Andere Arbeiten zeigen, dass Facebook Vorurteile verstärken kann. Wir glauben, dass eine von uns und unseren Freunden vertretene und auf Facebook verbreitete Meinung von der Mehrheit der Bevölkerung geteilt wird. Das Unternehmen bestreitet diesen Effekt. Durch Algorithmen, die Inhalte mit dem größten „Engagement“ hervorheben – einschließlich lukrativer Anzeigen – sind Facebook und andere seiner Art zu Vehikeln für die Verbreitung von Desinformation geworden.

Anfang dieses Jahres schlug Facebook in einem Akt der Reue dann vor, dass eine Hinwendung zu individuellen Interaktionen und Gruppen für seine Nutzer von größerem Wert sein würde, psychologisch und anderweitig. Aber es ist jetzt offensichtlich, dass auch Facebooks Gruppenfunktion mit den gleichen Spammern und potenziellen Einflussmöglichkeiten behaftet sind, die schon den Nachrichten-Feed in Misskredit gebracht haben.

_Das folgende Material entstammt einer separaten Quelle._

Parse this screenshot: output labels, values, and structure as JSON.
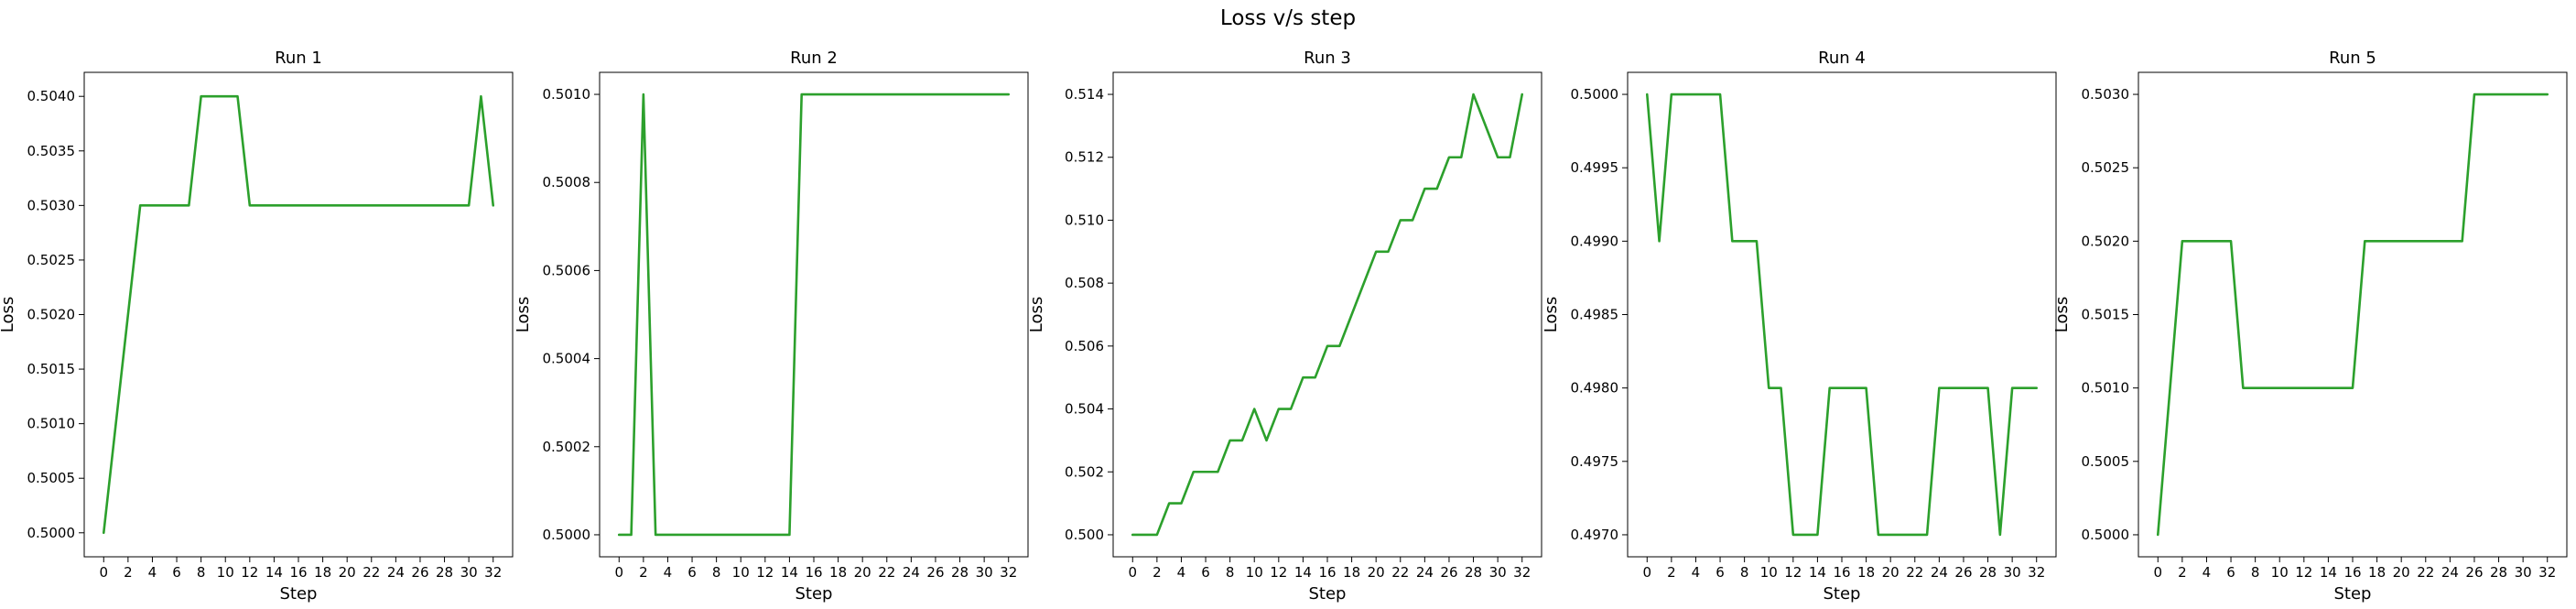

„Gruppen sind der Weg, wie Facebook den Alltag der Amerikaner radikalisiert“, sagt Renee Diresta, Forscherin und Analystin bei Data for Democracy, einer unabhängigen Gruppe von Datenwissenschaftlern. Der Gruppen-Algorithmus dränge jemandem, der sich für die Anti-Impfbewegung interessiert, in Gruppen mit extremen politischen Ansichten. „Gerade weil Gruppen das Vertrauen zwischen den Teilnehmern und das Gefühl der Zugehörigkeit und Kameradschaft fördern, sind sie sehr mächtige Werkzeuge in den falschen Händen“, sagt Diresta.

Lösungen bedrohen das Geschäftsmodell

Angesichts dieser Probleme – insbesondere der Vorwurf des Datenmissbrauchs, der die Aktie und den Ruf von Facebook beschädigt hat – sind die Möglichkeiten des Unternehmens begrenzt. Jede mögliche Lösung könnte einen erheblichen Einfluss auf die Bilanz des Unternehmens haben.

Facebook könnte Hunderte von Millionen Dollar ausgeben, um menschliche Moderatoren zu einzustellen, um Missbrauch zu verhindern. Es könnte Daten an externe Forscher weitergeben, um die Auswirkungen auf die Gesellschaft unabhängig untersuchen zu können. Es könnte seine Datenstrategie überarbeiten, um die Menge der Informationen radikal zu reduzieren, die gesammelt, gespeichert und monetarisiert werden.